February 13, 2026Clash Report
The 39th African Union summit opened with an unusual dynamic: the central actor was absent but structurally decisive. Policy changes by U.S. President Donald Trump now shape economic, diplomatic and security calculations for the bloc’s 55 members more than any formal agenda item.
Strategic Autonomy Under Pressure
Researchers describe a recalibration rather than a rupture. Carlos Lopes of the University of Cape Town said to Al Jazeera “US policy toward Africa has introduced a degree of uncertainty.”
The shift moves from multilateral development programs toward “a more transactional, security- and deal-focused approach.”
The White House policy document spans 29 pages yet devotes only three paragraphs to Africa. It emphasizes countering Chinese influence, conflict mediation in the Democratic Republic of Congo and Sudan, and replacing the “foreign aid paradigm” with an investment model linked to market access and resource cooperation.
Aid Architecture Dismantled
The economic impact is immediate because the United States previously provided about 26 percent of foreign aid to the continent. By 2024, U.S. direct investment reached $47.47bn, much channeled through the U.S. Agency for International Development. Its dismantling disrupted health programs across multiple states.
Belinda Archibong of Johns Hopkins SAIS said “we have experienced the end of USAID,” adding it caused “huge, detrimental negative impacts” in the short term.
The Center for Global Development estimates the cuts could contribute to between 500,000 and 1,000,000 deaths annually.
HIV services under PEPFAR - credited with saving 25 million lives - faced interruptions.
Washington has instead negotiated at least 16 bilateral public health arrangements with Ethiopia, Nigeria, Mozambique and Kenya under the “America First global health strategy.”

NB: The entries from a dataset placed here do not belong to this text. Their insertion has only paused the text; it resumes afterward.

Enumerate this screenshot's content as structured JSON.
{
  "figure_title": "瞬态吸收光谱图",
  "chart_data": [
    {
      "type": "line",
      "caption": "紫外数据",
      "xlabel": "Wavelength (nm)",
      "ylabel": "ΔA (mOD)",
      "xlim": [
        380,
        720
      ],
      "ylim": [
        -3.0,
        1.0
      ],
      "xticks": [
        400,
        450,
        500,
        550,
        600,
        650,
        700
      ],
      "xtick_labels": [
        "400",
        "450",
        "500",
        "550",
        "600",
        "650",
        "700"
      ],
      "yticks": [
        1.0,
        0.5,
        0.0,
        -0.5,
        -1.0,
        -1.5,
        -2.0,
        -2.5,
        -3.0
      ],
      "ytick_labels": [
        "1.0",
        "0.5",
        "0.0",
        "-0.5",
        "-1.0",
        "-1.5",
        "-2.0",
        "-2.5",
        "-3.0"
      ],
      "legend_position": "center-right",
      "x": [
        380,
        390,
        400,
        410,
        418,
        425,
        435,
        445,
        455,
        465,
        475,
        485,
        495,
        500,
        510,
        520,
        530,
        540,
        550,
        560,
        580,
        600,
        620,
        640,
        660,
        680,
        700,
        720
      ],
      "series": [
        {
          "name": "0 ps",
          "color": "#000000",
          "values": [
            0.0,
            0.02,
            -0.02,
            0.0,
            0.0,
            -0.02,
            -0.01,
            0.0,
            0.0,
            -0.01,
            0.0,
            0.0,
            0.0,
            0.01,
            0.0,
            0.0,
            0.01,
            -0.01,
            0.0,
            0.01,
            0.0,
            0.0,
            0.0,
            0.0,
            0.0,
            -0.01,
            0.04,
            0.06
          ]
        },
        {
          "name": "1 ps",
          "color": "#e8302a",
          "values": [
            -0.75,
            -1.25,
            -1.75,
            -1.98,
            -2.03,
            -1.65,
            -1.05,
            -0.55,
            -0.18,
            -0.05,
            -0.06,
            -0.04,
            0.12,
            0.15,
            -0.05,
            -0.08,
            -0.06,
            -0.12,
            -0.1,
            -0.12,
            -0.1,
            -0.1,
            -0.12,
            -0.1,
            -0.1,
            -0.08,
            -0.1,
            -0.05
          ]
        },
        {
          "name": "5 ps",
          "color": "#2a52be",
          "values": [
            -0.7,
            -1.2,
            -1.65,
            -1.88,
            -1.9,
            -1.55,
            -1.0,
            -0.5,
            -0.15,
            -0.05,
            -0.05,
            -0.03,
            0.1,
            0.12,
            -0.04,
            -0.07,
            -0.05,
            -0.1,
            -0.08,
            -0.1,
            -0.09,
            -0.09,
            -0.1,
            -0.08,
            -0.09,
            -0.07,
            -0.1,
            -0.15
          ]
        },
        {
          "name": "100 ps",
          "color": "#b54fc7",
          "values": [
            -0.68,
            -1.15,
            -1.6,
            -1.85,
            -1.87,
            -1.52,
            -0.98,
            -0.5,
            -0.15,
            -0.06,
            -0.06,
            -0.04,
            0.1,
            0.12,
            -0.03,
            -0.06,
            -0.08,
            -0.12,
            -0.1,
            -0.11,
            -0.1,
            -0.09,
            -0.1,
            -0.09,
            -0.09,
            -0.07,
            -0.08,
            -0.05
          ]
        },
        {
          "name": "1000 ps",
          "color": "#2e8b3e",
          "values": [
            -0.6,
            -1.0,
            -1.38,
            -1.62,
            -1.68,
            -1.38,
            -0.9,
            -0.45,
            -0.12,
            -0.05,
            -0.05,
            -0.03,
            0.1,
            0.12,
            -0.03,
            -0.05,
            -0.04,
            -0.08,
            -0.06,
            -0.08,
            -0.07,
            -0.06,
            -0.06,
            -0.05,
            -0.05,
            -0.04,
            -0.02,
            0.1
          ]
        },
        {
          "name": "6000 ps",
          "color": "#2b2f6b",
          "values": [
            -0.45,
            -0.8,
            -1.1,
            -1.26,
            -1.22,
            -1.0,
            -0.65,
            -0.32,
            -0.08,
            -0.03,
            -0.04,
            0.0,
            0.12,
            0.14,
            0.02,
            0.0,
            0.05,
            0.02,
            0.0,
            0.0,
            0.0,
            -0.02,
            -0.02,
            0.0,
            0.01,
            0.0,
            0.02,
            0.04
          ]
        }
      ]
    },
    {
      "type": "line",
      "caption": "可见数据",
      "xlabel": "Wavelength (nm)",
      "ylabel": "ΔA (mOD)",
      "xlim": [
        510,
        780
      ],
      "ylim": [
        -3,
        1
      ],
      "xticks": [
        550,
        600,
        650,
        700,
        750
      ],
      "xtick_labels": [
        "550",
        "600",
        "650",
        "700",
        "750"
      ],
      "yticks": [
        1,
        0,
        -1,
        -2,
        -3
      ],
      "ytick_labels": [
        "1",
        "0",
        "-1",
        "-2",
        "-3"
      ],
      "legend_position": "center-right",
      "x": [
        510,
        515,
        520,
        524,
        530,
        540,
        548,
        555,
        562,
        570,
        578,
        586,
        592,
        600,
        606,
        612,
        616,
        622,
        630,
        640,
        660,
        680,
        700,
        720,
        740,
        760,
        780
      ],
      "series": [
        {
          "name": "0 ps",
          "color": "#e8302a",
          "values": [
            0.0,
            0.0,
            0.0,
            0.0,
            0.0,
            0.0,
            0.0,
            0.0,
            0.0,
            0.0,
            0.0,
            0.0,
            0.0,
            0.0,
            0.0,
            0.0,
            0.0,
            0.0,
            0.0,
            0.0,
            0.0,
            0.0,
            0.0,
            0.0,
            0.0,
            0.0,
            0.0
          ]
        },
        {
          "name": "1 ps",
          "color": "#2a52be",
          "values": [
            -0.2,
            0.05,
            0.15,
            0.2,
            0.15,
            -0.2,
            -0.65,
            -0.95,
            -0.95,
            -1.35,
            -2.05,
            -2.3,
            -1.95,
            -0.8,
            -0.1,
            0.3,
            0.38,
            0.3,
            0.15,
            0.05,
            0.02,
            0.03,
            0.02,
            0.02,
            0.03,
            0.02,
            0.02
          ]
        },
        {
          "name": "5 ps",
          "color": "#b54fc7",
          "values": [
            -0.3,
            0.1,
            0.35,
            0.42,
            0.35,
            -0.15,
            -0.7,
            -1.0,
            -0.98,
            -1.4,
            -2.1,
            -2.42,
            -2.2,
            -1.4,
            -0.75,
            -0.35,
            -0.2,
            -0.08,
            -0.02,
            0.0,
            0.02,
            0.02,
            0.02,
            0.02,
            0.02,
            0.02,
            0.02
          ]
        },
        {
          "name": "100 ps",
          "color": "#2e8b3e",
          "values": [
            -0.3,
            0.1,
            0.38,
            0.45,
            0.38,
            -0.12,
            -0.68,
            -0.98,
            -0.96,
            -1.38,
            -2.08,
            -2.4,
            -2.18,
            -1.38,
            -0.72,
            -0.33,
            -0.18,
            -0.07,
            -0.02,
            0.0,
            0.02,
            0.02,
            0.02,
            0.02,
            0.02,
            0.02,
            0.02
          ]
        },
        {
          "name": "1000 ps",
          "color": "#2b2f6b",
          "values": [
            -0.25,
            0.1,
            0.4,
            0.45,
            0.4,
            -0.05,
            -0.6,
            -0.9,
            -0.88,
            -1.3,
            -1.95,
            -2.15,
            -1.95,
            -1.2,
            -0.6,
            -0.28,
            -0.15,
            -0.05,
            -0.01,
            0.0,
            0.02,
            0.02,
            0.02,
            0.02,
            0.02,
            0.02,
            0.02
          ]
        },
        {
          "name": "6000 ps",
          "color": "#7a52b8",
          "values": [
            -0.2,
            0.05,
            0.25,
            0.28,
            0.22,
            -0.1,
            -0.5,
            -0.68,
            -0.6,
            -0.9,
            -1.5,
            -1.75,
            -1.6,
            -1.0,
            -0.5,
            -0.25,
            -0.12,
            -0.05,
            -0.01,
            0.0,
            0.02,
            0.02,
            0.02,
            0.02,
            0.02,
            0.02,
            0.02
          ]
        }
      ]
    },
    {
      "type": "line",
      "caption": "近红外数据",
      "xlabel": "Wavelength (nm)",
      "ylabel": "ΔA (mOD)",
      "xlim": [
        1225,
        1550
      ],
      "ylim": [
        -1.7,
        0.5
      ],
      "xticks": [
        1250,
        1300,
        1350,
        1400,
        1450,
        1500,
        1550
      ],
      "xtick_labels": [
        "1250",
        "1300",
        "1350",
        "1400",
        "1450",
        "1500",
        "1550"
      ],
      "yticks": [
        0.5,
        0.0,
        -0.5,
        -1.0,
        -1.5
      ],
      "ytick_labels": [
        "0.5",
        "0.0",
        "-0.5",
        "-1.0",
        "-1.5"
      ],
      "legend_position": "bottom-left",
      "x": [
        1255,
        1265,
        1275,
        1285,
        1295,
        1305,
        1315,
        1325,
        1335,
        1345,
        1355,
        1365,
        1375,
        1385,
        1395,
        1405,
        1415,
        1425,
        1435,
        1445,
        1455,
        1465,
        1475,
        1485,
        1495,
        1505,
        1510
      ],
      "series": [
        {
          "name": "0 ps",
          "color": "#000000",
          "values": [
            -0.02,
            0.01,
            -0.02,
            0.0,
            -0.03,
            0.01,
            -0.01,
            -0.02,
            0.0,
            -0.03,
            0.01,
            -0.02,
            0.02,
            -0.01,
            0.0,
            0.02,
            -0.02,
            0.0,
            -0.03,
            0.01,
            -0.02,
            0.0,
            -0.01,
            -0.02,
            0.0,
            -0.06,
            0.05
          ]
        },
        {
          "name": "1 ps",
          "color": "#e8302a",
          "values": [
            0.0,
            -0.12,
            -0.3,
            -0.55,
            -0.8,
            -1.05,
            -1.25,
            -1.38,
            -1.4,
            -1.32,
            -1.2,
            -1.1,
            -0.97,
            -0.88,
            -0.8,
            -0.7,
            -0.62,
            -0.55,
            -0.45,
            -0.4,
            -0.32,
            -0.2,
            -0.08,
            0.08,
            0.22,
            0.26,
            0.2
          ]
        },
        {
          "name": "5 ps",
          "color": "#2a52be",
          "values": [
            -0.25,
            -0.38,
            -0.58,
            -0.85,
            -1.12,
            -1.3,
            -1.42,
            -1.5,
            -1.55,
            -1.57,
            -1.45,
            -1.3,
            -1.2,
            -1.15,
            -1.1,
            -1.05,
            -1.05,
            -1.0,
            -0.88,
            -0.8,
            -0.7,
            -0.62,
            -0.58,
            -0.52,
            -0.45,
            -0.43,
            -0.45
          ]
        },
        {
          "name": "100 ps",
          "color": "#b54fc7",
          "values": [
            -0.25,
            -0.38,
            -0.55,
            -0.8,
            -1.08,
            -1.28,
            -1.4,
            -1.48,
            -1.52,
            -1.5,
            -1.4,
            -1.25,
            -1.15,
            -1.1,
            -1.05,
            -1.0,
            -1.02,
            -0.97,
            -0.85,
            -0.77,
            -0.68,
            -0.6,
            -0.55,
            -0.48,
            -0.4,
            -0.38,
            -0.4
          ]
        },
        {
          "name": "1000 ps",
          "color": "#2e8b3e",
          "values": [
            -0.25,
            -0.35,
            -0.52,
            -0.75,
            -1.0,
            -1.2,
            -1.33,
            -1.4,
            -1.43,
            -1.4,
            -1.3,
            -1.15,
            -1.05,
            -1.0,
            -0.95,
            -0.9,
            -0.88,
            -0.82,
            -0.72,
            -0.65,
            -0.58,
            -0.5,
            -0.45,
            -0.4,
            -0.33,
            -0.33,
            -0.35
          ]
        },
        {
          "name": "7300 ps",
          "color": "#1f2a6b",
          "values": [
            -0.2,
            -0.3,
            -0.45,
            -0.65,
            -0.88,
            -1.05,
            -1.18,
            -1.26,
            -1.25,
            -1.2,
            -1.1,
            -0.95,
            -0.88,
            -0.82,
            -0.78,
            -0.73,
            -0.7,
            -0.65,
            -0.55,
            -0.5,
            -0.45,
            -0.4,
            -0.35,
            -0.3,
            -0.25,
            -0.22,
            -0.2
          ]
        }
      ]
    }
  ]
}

Tariff Shock And Trade Hedging
Trade policy compounds the pressure. In April, 20 countries faced tariffs between 11 percent and 50 percent, while another 29 received a baseline 10 percent levy. Lesotho initially faced a 50 percent tariff, Madagascar 47 percent, both later reduced to 15 percent. The African Growth and Opportunity Act (AGOA) - covering 1,800 duty-free products - now runs only until the end of 2026.
Normative Actor Vs Deals
Everisto Benyera of the University of South Africa described the president as the “proverbial elephant in the room,” adding leaders would pursue “strategic ambiguity” to preserve negotiating space.
Diplomatic posture reflects a balancing strategy. Governments strengthen ties with China, Gulf states and European partners while maintaining U.S. engagement. Several states simultaneously condemned global conflicts and pursued bilateral security cooperation with Washington.
In the words of Zimbabwe’s president Emmerson Mnangagwa, “Africa doesn’t need to please the West or the East.”
Lopes said the summit would emphasize international law and consistency, noting Africa increasingly sees itself “as a normative actor on the global stage.”
The approach attempts parallel goals: leverage competition among major powers while avoiding dependence on any single partner.